Cela semble si étrange, vingt-sept années après la chute du Mur de Berlin  de devoir endurer un nouvelle Guerre froide avec la (en fait capitaliste) Russie.

Le Président russe est attaqué par la classe politique officielle et les medias comme ils n’ont jamais attaqué les anciens leaders soviétiques, il est personnellement diffamé et traité de corrompu, de dictateur vénal, arrêtant et assassinant  des opposants politiques, des journalistes dissidents, voulant à tout prix restaurer l’URSS.

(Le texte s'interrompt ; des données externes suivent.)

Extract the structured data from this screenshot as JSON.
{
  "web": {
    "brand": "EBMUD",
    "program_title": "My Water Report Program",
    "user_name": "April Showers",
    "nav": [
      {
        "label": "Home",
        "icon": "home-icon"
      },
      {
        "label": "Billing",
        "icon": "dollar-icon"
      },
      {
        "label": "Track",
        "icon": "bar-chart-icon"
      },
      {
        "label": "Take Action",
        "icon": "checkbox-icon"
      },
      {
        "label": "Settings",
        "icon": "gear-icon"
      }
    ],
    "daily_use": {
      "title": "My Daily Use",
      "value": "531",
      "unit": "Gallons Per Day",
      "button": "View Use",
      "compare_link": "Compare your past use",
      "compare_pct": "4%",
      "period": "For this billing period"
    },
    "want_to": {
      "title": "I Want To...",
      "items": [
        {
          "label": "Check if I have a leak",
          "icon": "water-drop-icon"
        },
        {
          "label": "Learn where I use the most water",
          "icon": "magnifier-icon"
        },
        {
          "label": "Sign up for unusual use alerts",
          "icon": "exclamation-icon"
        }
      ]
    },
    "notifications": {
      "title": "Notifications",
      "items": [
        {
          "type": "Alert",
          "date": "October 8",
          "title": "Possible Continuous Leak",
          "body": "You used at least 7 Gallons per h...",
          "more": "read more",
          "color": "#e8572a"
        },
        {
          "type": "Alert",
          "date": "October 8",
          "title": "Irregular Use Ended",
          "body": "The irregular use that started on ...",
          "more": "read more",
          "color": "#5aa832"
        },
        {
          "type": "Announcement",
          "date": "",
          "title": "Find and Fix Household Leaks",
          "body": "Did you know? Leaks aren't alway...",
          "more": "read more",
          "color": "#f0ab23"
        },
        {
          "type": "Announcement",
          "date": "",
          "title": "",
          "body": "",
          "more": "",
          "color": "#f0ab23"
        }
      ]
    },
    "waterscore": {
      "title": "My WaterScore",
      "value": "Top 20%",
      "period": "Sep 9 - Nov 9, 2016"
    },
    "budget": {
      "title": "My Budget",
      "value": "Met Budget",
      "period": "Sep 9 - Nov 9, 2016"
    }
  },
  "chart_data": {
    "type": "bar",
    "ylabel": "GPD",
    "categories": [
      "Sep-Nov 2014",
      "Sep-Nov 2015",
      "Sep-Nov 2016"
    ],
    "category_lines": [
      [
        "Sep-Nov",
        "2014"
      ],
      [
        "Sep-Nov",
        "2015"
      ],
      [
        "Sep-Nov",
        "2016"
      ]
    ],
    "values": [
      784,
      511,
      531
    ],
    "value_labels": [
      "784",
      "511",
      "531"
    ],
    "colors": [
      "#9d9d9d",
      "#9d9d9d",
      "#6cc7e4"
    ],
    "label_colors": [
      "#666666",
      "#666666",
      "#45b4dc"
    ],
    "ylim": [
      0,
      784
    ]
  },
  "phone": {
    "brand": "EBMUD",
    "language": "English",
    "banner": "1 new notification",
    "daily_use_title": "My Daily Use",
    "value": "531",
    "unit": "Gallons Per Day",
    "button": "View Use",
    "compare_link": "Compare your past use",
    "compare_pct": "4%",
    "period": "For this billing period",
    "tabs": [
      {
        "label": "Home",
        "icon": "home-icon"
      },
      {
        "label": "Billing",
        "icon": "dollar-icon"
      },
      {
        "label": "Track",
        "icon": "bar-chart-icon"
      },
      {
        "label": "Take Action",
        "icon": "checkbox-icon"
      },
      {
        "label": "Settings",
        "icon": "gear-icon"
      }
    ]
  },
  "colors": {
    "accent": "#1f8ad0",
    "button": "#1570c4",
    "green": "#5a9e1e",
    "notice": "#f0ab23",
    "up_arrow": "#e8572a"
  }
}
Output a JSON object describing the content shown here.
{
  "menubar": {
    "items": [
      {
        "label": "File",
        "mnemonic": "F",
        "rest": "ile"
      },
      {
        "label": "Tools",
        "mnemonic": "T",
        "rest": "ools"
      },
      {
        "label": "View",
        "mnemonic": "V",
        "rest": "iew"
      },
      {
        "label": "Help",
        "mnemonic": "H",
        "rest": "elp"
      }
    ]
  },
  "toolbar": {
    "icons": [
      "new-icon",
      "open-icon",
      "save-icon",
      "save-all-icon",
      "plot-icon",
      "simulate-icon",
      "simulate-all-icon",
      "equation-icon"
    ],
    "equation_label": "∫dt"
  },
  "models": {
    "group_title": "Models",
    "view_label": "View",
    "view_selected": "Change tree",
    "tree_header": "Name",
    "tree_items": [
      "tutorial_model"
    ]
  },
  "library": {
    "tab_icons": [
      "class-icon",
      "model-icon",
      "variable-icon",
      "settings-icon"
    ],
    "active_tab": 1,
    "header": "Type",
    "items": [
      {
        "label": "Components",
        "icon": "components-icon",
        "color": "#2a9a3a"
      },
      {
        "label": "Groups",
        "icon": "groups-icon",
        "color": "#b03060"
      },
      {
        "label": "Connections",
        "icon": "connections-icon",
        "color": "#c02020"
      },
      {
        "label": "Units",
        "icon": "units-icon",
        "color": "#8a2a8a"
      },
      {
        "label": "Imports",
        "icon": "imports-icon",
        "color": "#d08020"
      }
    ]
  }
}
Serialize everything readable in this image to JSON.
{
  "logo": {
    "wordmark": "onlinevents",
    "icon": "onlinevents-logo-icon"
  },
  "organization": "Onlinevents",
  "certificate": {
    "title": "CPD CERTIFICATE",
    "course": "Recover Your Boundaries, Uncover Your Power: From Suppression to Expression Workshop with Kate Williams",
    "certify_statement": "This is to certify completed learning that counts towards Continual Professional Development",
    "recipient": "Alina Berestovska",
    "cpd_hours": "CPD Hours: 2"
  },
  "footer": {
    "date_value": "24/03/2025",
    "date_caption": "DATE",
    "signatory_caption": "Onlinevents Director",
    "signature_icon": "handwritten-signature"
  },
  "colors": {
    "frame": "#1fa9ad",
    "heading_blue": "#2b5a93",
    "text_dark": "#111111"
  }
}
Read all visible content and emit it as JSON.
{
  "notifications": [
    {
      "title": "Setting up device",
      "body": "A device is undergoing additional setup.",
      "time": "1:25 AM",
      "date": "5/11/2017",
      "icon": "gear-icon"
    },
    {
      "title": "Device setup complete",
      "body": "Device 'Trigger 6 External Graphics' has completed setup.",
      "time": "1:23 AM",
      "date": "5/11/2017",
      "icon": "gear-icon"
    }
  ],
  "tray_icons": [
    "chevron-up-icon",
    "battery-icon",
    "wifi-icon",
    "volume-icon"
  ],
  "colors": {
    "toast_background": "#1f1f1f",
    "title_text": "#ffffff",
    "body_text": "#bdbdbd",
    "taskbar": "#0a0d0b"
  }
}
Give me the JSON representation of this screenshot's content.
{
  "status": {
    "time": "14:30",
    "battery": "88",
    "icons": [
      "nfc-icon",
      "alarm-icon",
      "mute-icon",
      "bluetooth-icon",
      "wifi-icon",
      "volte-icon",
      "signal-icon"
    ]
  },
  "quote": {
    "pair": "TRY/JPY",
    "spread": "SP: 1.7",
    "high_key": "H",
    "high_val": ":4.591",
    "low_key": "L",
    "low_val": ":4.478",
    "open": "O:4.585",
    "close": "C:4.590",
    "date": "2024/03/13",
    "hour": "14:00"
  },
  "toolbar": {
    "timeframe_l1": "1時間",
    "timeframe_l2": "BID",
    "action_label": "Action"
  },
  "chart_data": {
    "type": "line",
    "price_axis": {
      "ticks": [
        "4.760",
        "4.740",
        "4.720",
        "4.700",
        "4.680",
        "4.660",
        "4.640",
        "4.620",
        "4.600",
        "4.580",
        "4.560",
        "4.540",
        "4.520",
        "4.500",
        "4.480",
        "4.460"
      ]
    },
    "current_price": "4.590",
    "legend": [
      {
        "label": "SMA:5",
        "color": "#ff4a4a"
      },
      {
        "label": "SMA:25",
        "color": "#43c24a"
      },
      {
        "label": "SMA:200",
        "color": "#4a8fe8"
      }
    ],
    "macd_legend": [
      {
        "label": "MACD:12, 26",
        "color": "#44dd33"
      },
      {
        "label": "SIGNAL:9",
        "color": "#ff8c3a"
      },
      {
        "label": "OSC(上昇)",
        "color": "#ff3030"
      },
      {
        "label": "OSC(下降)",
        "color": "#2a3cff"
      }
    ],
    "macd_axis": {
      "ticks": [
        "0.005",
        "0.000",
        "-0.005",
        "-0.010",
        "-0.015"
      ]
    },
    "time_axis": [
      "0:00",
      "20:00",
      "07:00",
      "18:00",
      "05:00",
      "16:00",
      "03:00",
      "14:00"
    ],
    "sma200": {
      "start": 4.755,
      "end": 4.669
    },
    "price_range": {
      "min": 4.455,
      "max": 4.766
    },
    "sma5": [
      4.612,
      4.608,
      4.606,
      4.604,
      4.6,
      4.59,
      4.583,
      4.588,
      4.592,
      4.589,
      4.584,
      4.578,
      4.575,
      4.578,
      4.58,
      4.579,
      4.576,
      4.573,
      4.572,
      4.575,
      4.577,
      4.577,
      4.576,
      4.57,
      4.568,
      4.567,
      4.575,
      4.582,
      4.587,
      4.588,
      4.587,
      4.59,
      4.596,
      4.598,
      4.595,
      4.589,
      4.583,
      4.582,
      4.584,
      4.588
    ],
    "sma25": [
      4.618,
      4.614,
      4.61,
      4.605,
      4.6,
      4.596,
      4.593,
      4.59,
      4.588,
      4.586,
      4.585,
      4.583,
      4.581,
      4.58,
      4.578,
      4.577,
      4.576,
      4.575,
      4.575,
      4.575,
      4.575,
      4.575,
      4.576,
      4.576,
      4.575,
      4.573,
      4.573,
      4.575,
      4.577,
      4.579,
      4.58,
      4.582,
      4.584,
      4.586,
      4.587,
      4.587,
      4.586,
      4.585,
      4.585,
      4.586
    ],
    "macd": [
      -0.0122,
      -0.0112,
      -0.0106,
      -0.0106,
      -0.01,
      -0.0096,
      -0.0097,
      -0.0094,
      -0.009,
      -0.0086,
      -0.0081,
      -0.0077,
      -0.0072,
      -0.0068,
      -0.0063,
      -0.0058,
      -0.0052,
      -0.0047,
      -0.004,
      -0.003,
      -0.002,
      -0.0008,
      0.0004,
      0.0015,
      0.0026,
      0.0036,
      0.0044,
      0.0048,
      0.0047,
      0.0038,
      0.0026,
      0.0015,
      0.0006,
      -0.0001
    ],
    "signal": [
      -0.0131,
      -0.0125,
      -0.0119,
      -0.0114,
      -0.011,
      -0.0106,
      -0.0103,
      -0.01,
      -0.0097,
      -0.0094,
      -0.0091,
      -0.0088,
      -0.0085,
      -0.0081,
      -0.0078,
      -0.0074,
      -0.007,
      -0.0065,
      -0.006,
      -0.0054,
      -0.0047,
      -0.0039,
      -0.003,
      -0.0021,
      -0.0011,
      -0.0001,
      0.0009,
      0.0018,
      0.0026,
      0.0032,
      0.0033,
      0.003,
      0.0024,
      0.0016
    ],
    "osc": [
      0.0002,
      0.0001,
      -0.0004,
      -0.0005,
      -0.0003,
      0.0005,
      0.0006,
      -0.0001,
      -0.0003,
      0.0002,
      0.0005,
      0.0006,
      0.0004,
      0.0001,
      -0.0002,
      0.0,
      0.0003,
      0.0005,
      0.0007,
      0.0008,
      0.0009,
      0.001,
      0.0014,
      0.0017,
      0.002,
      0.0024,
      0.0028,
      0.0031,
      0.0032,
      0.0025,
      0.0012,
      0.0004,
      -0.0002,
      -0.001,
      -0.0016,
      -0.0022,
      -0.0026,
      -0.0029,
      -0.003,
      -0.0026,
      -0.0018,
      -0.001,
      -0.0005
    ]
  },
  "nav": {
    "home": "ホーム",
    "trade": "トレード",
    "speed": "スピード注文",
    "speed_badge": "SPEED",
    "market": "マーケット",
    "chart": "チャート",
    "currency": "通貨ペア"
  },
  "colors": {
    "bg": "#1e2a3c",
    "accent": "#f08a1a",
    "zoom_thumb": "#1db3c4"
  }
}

(La dernière accusation s’appuyant largement sur le commentaire de Vladimir Putin disant que la dissolution de l’URSS avait été « une catastrophe », « une tragédie » – ce qu’à plus d’un égard elle a été. La presse choisissant d’ignorer ce qui suivait disant que «  Quiconque ne regrette pas l’URSS n’a pas de cœur, mais quiconque veut la restaurer n’a pas de cerveau. » Ce qui rentre en conflit avec le simple point de vue affirmant que Putin regrette la Russie impériale des Tzars, sinon ses commissaires et, brûlant de ressentiment à l’égard du triomphe occidental, projette une revanche parfaite à travers des guerres d’agression et des expansions territoriales.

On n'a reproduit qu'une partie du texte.